Seems to me it’s important for adherents of any body of scripture to be cognizant of why they emphasize the verses that they emphasize…
It's that old absolute power problem again, no religion is free of the stain. Even Buddhists killed native shamans in early days.
He spoke out against following the law for law's sake -- religious or otherwise.
He spoke for a truth that lies in all of us, in spite of our human conditions of doubt, spite, fear, and malignancy.
If you pick up a version of the Bible with highlighted red text for the words of Jesus, one comes to the conclusion that Jesus was one of many trying to express the same things Paul expresses in his blog, and the same thing we are all seeking in these times (by design, and in fulfilling prophecies).
Buddhism, Taoism, Islam, Christianity, Judaism... they all have great things to say and good means by which to live -- yet if we forget the fundamentals (ha ha to the fundamentalists) of "Love God," and "Love your neighbor as yourself," ....
We miss the point entirely, and wind up enthralled with semantics.
I was not able to believe that everyone who didn't believe the things this church taught was going to hell.
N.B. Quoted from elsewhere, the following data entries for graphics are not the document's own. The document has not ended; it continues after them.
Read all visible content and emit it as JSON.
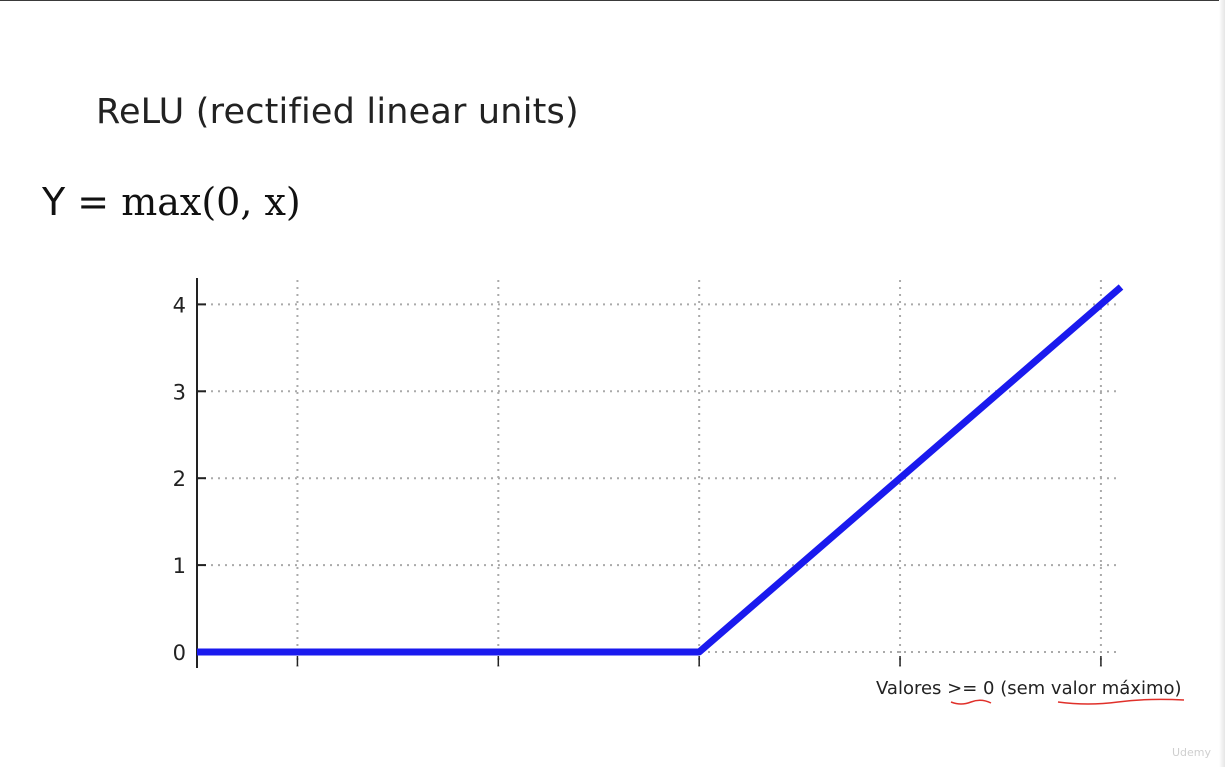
{
  "slide": {
    "title": "ReLU (rectified linear units)",
    "formula_lhs": "Y = ",
    "formula_rhs": "max(0, x)",
    "annotation": "Valores >= 0 (sem valor máximo)",
    "watermark": "Udemy"
  },
  "chart_data": {
    "type": "line",
    "title": "",
    "xlabel": "",
    "ylabel": "",
    "x": [
      -5,
      0,
      4.2
    ],
    "series": [
      {
        "values": [
          0,
          0,
          4.2
        ],
        "color": "#1a1aee"
      }
    ],
    "xlim": [
      -5,
      4.2
    ],
    "ylim": [
      0,
      4.2
    ],
    "x_gridlines": [
      -4,
      -2,
      0,
      2,
      4
    ],
    "yticks": [
      0,
      1,
      2,
      3,
      4
    ],
    "ytick_labels": [
      "0",
      "1",
      "2",
      "3",
      "4"
    ],
    "grid": true,
    "grid_style": "dotted",
    "legend": false
  },
  "colors": {
    "line": "#1a1aee",
    "grid": "#aaaaaa",
    "axis": "#222222",
    "underline": "#e0302a"
  }
}
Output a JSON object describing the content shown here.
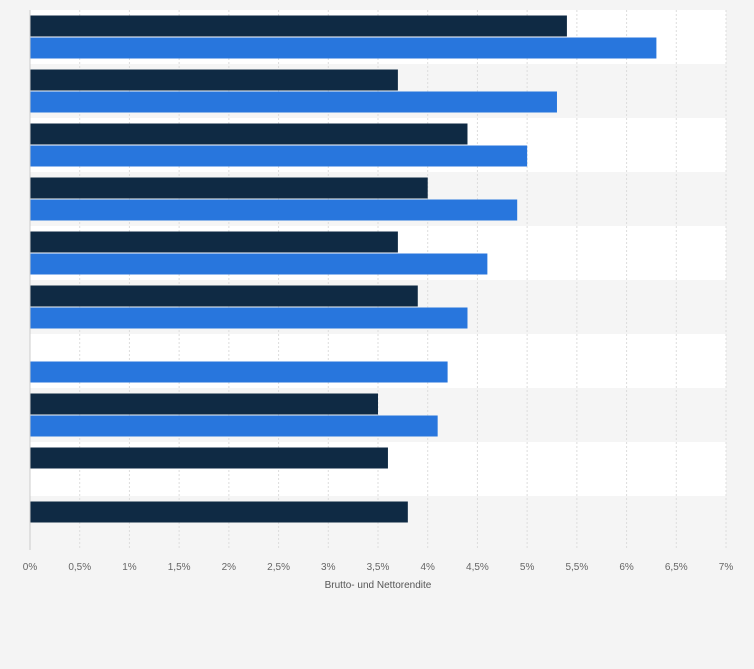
{
  "chart_data": {
    "type": "bar",
    "orientation": "horizontal",
    "categories": [
      "",
      "",
      "",
      "",
      "",
      "",
      "",
      "",
      "",
      ""
    ],
    "series": [
      {
        "color": "#0f2a44",
        "values": [
          5.4,
          3.7,
          4.4,
          4.0,
          3.7,
          3.9,
          null,
          3.5,
          3.6,
          3.8
        ]
      },
      {
        "color": "#2876dd",
        "values": [
          6.3,
          5.3,
          5.0,
          4.9,
          4.6,
          4.4,
          4.2,
          4.1,
          null,
          null
        ]
      }
    ],
    "xlim": [
      0,
      7
    ],
    "x_ticks": [
      "0%",
      "0,5%",
      "1%",
      "1,5%",
      "2%",
      "2,5%",
      "3%",
      "3,5%",
      "4%",
      "4,5%",
      "5%",
      "5,5%",
      "6%",
      "6,5%",
      "7%"
    ],
    "xlabel": "Brutto- und Nettorendite",
    "title": "",
    "legend": "none",
    "grid": true
  }
}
I asked about Gandhi, the Dalai Lama, Buddha and I was told they were all going to hell. I could not believe or trust the church from that day forth.
God would have to be cruel and ignorant to place human beings in the circumstances that built their beliefs and then to punish them for being exactly what he made them.
I was punished by human beings for being born with brown eyes, but that's how I was made.
I admire the good acts done by organized religion, but I now lack the ability to trust their wisdom. I have been controlled by this, as you put it, because I am now an outsider and I very much want to be accepted and loved and allowed to be different -to think differently.
The vast majority of us are merrily ensconced in the middle. The fanatical minority are out on the periphery.
According to the True Believer by Eric Hoffer, the true fanatic can switch over to the team on the polar end of the spectrum much easier than we could join either of them.
They thrive on the drama more than the actual cause...isn't that interesting?